Often liberal Christians accuse conservatives of losing the culture by refusing to engage it.  This charge contradicts itself, since liberals invariably level this accusation at the conservative Christians attacked for sounding mean, sexist, or homophobic.  In truth, Christians who hang out at gay film festivals or enjoy pleasant lunches with Planned Parenthood executives are not engaging the culture.  They are kissing up to the ungodly powers of this world – quite the opposite of Jesus, who went to the outcasts and downtrodden, all the while telling them to repent, turn away from their sins, and live for God.

  1. Jesus listened to women, so Christians today should listen to women and respect their pro-choice position.

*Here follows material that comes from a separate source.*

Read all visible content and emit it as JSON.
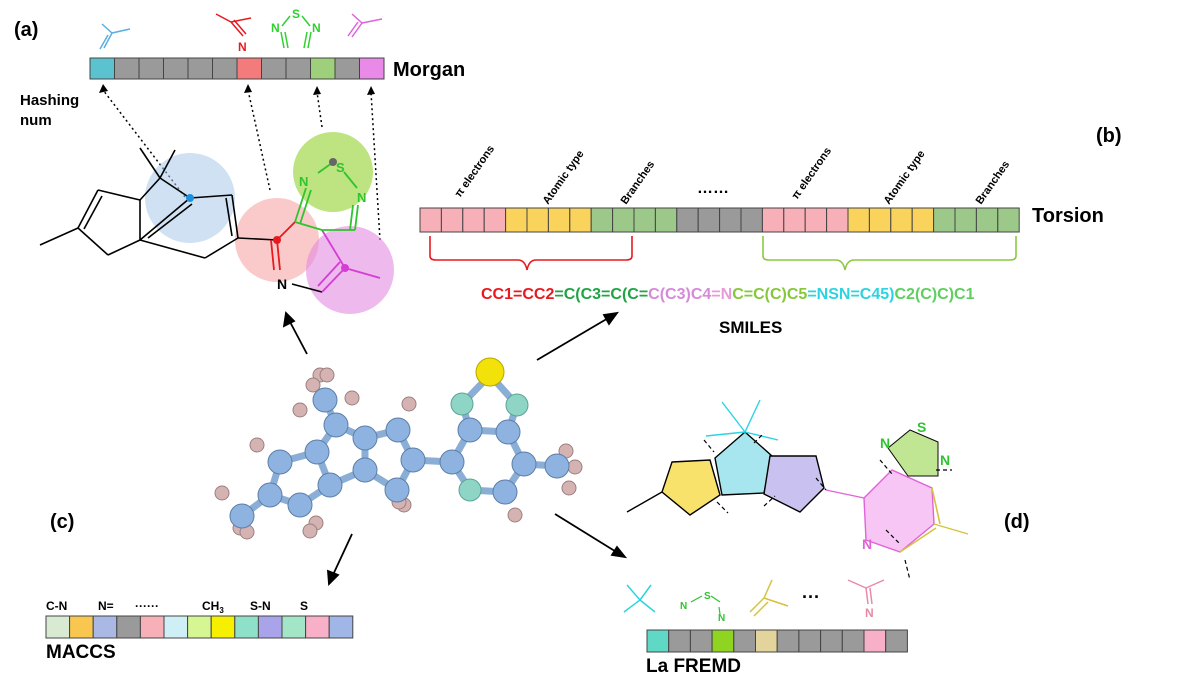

Jesus gathered twelve disciples and did not include a single female.  Nowhere does Jesus sit quietly and declare that a woman's experience has inspired Him to reverse a godly principle so that women can be spared difficulty.  Of the many miracles of healing and demon-busting performed by Jesus, no abortion occurs.  The notion that women must abort so that they can avoid difficulty, ostracism, or a slowing of their career goes utterly against Jesus's instructions to accept hardship and find strength in God and His Word.  Jesus tells us not to worry about tomorrow, to avoid stressing about clothing or money or a place to live, and to hedge against the error of gaining the world while losing our souls.  That He would suspend such philosophies upon hearing a pregnant woman say she can't deal with the trials of giving birth and raising a child makes no sense, given His ministry and many statements about humility and putting others before ourselves.

There are so many more statements to debunk, but these eight are quite a lot to digest in one sitting.  The common thread in all these fallacies is the narcissistic trap of cooing over a Jesus who isn't really Jesus, but rather a person just like the liberal looking for a God to mirror his own political agenda.  It is a timeless error with a timely urgency.